L’Union européenne et les pays du Golfe ont exigé jeudi que l’Iran cesse immédiatement ses attaques au Moyen‑Orient, jugées « injustifiables » et menaçant la « sécurité mondiale ». Cette position commune a été adoptée lors d’une réunion ministérielle, tout en réaffirmant un attachement au dialogue diplomatique.
Les ministres des Affaires étrangères des États membres du Conseil de coopération du Golfe (CCG Bahrein, Arabie saoudite, Qatar, Emirats arabes unis, Koweït et Oman).et de l’Union européenne ont appelé à privilégier le dialogue et la diplomatie pour faire face aux répercussions de la crise au Moyen-Orient, tout en réaffirmant le droit des pays du Golfe à se défendre contre les attaques iraniennes.
Dans une déclaration conjointe publiée à l’issue d’une réunion extraordinaire tenue jeudi par visioconférence, les ministres ont souligné leur engagement en faveur de la stabilité régionale, appelant à la protection des civils et au plein respect du droit international, du droit international humanitaire et de la Charte des Nations Unies.
Ils ont également réaffirmé l’importance du partenariat stratégique entre le CCG et l’Union européenne, fondé sur l’accord de coopération de 1988 et renforcé par les conclusions du sommet CCG-UE tenu à Bruxelles en octobre 2024, selon la déclaration commune.
Les ministres ont exprimé leur vive condamnation des attaques iraniennes injustifiées visant les pays du CCG, les qualifiant de menace flagrante pour la sécurité régionale et internationale, et ont appelé l’Iran à cesser immédiatement et sans condition ces agressions.

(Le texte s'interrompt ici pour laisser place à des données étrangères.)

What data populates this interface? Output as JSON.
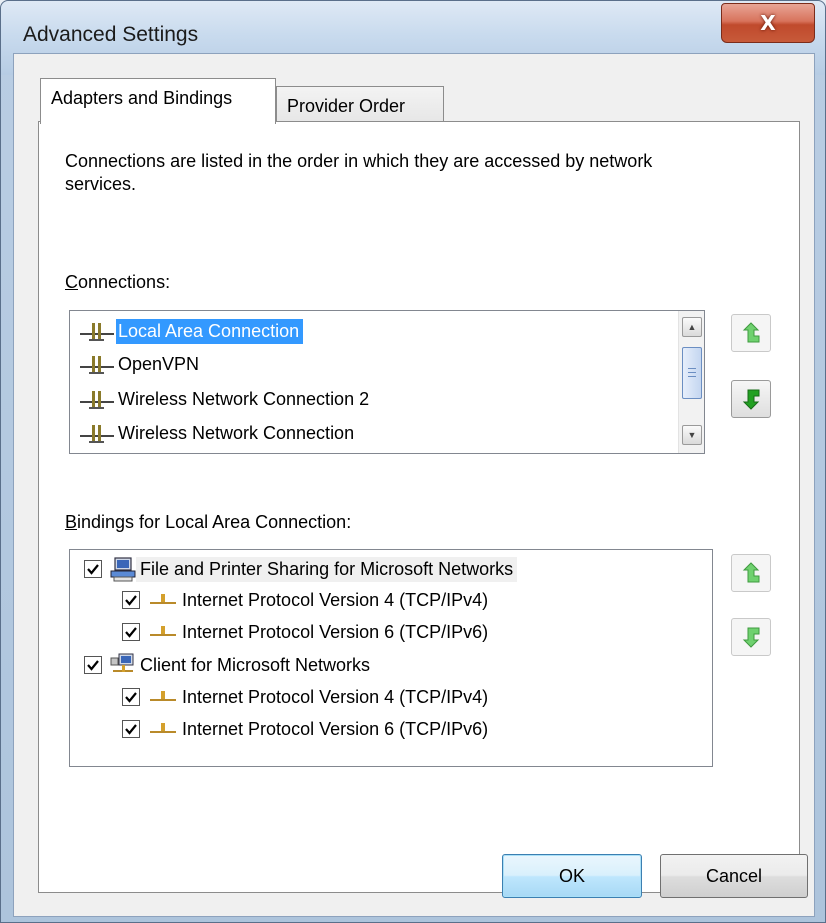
{
  "window": {
    "title": "Advanced Settings",
    "close_glyph": "X"
  },
  "tabs": [
    {
      "label": "Adapters and Bindings",
      "active": true
    },
    {
      "label": "Provider Order",
      "active": false
    }
  ],
  "description": "Connections are listed in the order in which they are accessed by network services.",
  "connections": {
    "label_access": "C",
    "label_rest": "onnections:",
    "items": [
      {
        "label": "Local Area Connection",
        "icon": "network-adapter-icon",
        "selected": true
      },
      {
        "label": "OpenVPN",
        "icon": "network-adapter-icon",
        "selected": false
      },
      {
        "label": "Wireless Network Connection 2",
        "icon": "network-adapter-icon",
        "selected": false
      },
      {
        "label": "Wireless Network Connection",
        "icon": "network-adapter-icon",
        "selected": false
      }
    ],
    "move_up_icon": "green-arrow-up-icon",
    "move_down_icon": "green-arrow-down-icon"
  },
  "bindings": {
    "label_access": "B",
    "label_rest": "indings for Local Area Connection:",
    "items": [
      {
        "label": "File and Printer Sharing for Microsoft Networks",
        "icon": "file-printer-sharing-icon",
        "checked": true,
        "level": 0
      },
      {
        "label": "Internet Protocol Version 4 (TCP/IPv4)",
        "icon": "protocol-icon",
        "checked": true,
        "level": 1
      },
      {
        "label": "Internet Protocol Version 6 (TCP/IPv6)",
        "icon": "protocol-icon",
        "checked": true,
        "level": 1
      },
      {
        "label": "Client for Microsoft Networks",
        "icon": "network-client-icon",
        "checked": true,
        "level": 0
      },
      {
        "label": "Internet Protocol Version 4 (TCP/IPv4)",
        "icon": "protocol-icon",
        "checked": true,
        "level": 1
      },
      {
        "label": "Internet Protocol Version 6 (TCP/IPv6)",
        "icon": "protocol-icon",
        "checked": true,
        "level": 1
      }
    ]
  },
  "buttons": {
    "ok": "OK",
    "cancel": "Cancel"
  }
}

L’Union européenne a, de son côté, réaffirmé sa solidarité avec les États membres du CCG.
Ils ont également rappelé leurs positions constantes appelant l’Iran à limiter son programme nucléaire et son programme de missiles balistiques, à mettre fin à ses activités déstabilisatrices dans la région et en Europe, ainsi qu’aux violences systématiques perpétrées contre son propre peuple.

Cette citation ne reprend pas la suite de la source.